Earlier during the year, Xi Jinping announced to turn the economy inward and have it replaced by an economical model which was driven by export. By turning the economy inward would means a model that is driven by domestic consumers. And effectively the share for export which was above 35% of its GDP in 2010 to less than 20% today.

The United States have shifted the import from China to Vietnam, Indonesia and Mexico. But China’s global GDP growth has drop from 35% before the pandemic to 25% now and it is still leading the growth from other emerging markets. We must admit the gap has narrowed. In the coming years, China will grow slower but the emerging markets will grow faster and the gap will come closer.

With the global growth in the semiconductors and other high-tech products, it has benefitted suppliers in Taiwan and South Korea. In this area China doesn’t have the niche.   

Courtesy of: forces.net

It started during the Trump administration that the US has taken moves to partially decouple the world’s two largest economies. This limits the Chinese access to American technology and research universities through trade and visa restrictions. Since September 1, a new data-security law went into effect after Chinese officials have shown concerns about the transfer of potential sensitive data with the Western world.

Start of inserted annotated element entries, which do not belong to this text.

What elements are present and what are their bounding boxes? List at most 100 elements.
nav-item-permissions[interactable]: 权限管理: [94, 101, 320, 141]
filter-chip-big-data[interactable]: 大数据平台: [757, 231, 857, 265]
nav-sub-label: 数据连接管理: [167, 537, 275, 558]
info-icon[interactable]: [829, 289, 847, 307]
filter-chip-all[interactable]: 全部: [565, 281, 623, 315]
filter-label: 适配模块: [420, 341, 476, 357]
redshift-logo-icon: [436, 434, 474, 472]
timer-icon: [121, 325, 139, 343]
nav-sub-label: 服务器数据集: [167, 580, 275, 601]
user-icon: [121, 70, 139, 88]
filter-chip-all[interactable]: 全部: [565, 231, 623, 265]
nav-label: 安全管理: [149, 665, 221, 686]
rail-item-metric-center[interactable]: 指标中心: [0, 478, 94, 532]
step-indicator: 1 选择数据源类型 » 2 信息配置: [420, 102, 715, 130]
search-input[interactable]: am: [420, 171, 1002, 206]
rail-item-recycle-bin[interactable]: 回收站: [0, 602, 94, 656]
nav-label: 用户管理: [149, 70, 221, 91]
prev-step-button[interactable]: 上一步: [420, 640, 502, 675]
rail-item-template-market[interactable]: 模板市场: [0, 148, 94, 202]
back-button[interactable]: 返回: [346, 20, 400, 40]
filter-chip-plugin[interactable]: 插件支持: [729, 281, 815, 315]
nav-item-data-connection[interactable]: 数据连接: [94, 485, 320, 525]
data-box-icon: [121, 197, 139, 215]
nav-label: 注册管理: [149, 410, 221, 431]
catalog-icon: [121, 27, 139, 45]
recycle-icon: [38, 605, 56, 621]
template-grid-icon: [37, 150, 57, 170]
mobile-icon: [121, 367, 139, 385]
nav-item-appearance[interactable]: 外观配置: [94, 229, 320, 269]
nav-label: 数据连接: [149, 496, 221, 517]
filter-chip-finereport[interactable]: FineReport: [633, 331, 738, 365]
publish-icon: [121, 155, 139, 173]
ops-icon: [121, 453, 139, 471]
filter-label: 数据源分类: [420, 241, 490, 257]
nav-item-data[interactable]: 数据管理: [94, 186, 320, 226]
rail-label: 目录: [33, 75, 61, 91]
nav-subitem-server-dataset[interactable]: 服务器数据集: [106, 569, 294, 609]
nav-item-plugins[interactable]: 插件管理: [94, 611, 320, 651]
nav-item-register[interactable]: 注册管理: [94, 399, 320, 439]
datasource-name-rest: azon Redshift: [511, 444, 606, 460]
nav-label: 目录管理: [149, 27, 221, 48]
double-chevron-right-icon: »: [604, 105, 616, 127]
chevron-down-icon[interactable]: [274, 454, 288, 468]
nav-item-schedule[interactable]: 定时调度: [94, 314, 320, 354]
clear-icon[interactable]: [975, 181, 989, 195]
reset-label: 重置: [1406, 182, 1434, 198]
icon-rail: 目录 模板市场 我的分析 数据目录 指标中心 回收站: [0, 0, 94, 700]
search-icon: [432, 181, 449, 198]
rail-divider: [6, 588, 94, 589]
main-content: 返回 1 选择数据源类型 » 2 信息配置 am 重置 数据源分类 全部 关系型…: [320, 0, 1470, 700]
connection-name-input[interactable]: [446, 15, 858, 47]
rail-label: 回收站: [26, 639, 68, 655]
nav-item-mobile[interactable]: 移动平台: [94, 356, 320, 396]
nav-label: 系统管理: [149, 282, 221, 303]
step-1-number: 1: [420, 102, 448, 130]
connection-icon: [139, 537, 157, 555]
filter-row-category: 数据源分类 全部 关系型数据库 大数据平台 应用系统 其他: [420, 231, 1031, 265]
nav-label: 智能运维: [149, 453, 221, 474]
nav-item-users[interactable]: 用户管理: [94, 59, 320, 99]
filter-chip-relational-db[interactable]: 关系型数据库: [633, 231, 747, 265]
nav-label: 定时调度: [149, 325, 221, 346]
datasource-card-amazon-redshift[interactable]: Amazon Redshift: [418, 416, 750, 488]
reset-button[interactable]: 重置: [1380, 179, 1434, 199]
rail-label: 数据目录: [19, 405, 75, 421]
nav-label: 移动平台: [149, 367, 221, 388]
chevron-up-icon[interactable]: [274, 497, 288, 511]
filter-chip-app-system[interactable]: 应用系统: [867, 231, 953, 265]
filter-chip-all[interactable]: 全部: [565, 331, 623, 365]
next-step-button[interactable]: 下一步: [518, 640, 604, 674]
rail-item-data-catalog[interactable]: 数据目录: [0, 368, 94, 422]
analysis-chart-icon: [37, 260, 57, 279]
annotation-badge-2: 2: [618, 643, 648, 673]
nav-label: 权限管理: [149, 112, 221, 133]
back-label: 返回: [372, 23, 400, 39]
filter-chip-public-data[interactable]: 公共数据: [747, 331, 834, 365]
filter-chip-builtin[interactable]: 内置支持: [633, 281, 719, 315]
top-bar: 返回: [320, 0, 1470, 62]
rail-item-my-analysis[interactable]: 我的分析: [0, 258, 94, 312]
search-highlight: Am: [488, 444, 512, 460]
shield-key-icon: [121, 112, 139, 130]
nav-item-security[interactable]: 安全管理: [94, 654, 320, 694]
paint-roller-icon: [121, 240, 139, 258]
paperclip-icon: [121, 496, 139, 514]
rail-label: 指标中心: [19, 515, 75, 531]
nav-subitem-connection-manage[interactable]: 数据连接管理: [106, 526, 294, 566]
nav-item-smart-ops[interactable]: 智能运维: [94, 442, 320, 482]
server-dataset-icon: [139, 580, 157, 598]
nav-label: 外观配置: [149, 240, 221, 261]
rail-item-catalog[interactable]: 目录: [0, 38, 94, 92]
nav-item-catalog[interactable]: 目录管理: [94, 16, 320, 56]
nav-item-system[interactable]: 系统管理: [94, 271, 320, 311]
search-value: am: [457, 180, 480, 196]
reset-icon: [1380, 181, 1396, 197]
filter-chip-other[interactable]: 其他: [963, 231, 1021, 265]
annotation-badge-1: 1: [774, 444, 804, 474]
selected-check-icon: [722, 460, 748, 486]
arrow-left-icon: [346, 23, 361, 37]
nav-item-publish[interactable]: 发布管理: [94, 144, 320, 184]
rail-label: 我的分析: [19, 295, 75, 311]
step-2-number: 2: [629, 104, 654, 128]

Are we really heading for the new cold war? This is a good question. But in my opinion that the stack is too high. Before September of this year, among the world’s 20 largest tech giants, we can find that out of the 20, there are eight companies that are from China.

No. 6 – Alibaba
No. 7 – Tencent
No. 9 – Ant Financial
No. 13 – Baidu
No. 15 – JD.com
No. 16 – Didi Chuxing
No. 17 – Xiaomi
No. 20 – Meituan Dianping

There are opportunities for everyone if the policy can be more open and more ready to cooperate with one another.

What has happened inside China should be the last resort for the Chinese Communist Party, and what is happening now in the world, is the last resort for everyone as this is a zero-sum game and there is no winner.